At a hospital in Nagasaki, one mile from ground zero, Tatsuichuro Akizuki, director of internal medicine, saved the lives of all staff members and most patients. He imposed a vegan diet of brown rice, fermented foods, sea algae, and vegetables.
Sweets were forbidden. Another hospital the same distance from ground zero did not follow this diet. Fatalities there approached 100 percent.
We have the advantage of being able to protect our bodies with both food and supplements. Some of the substances we discuss work as antioxidants; others, as chelators; and still others work on principle of selective uptake. (Discussed below.)
In addition, there are supplements of substances that are not found in therapeutic amounts in food (e.g., N-acetyl-cysteine); not found in food at all (e.g., melatonin); or are non-nutritive chelating substances (e.g., bentonite clay).

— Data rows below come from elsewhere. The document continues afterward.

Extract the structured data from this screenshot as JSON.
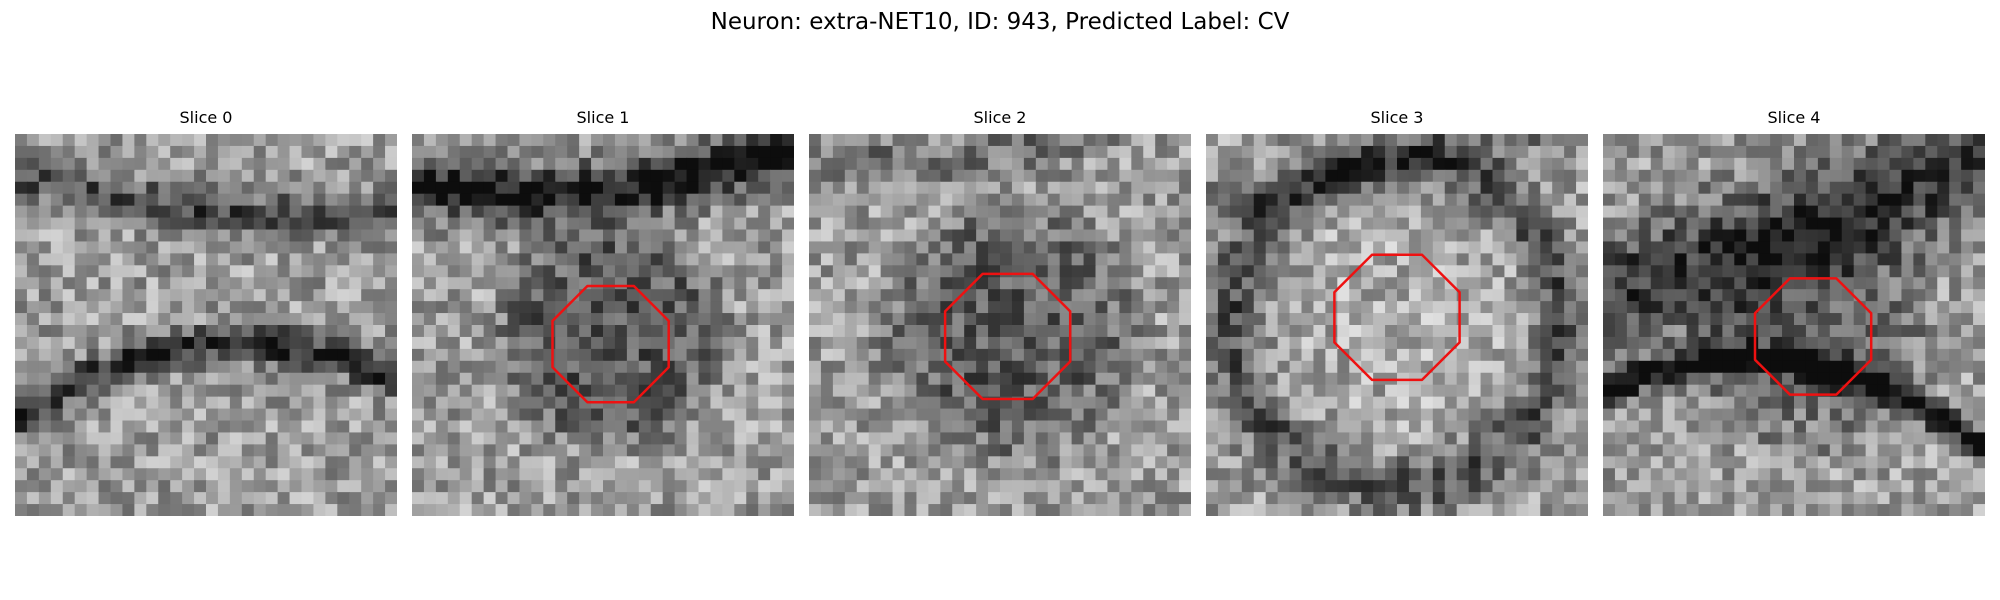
{
  "figure": {
    "title": "Neuron: extra-NET10, ID: 943, Predicted Label: CV"
  },
  "roi_color": "#ee1111",
  "slices": [
    {
      "label": "Slice 0",
      "roi_visible": false
    },
    {
      "label": "Slice 1",
      "roi_visible": true
    },
    {
      "label": "Slice 2",
      "roi_visible": true
    },
    {
      "label": "Slice 3",
      "roi_visible": true
    },
    {
      "label": "Slice 4",
      "roi_visible": true
    }
  ]
}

Radiation poisoning is a deluge of free radicals. These free radicals are made up of radiated particles. In essence, each is a tiny explosion, going off over and over in the body, disrupting our cells. That is how they cause harm. The specific half life of a radiated element is a reflection of how long it must break down before finding stability.

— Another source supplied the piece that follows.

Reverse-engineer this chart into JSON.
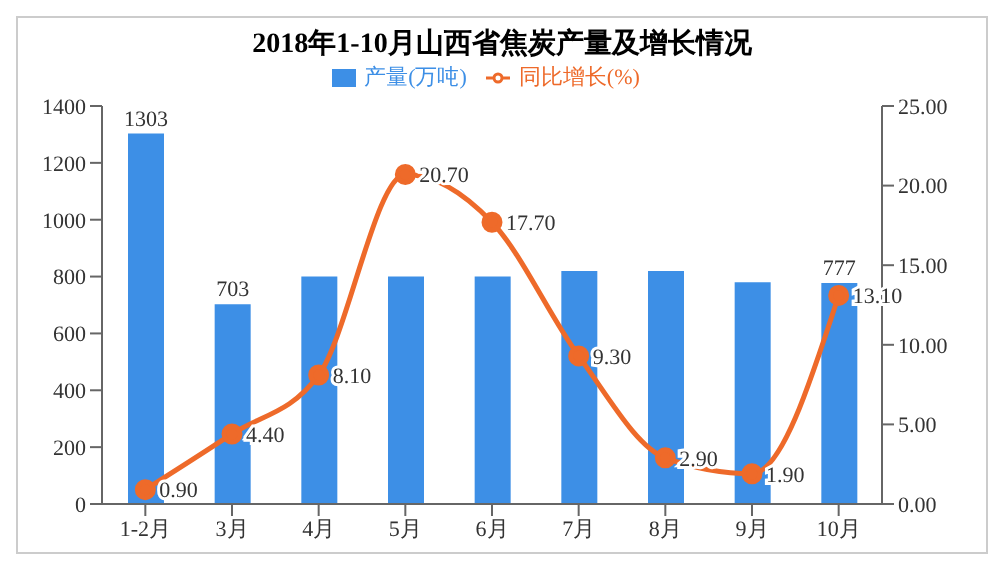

In order for nutrition to protect us, there must be 1)ample reserves of super nutrients; 2) an abundance of effective antioxidants; 3) the correct blood pH (slightly alkaline); and 4) adequate oxygen levels. In addition, the body must be 5) replete with the essential minerals. When these requirements are met ongoingly, the body is protected from exposure to pollutants and toxins, including radiation. In addition, although these requirements can be stated separately, the substances indicated work concurrently and synergistically in the body.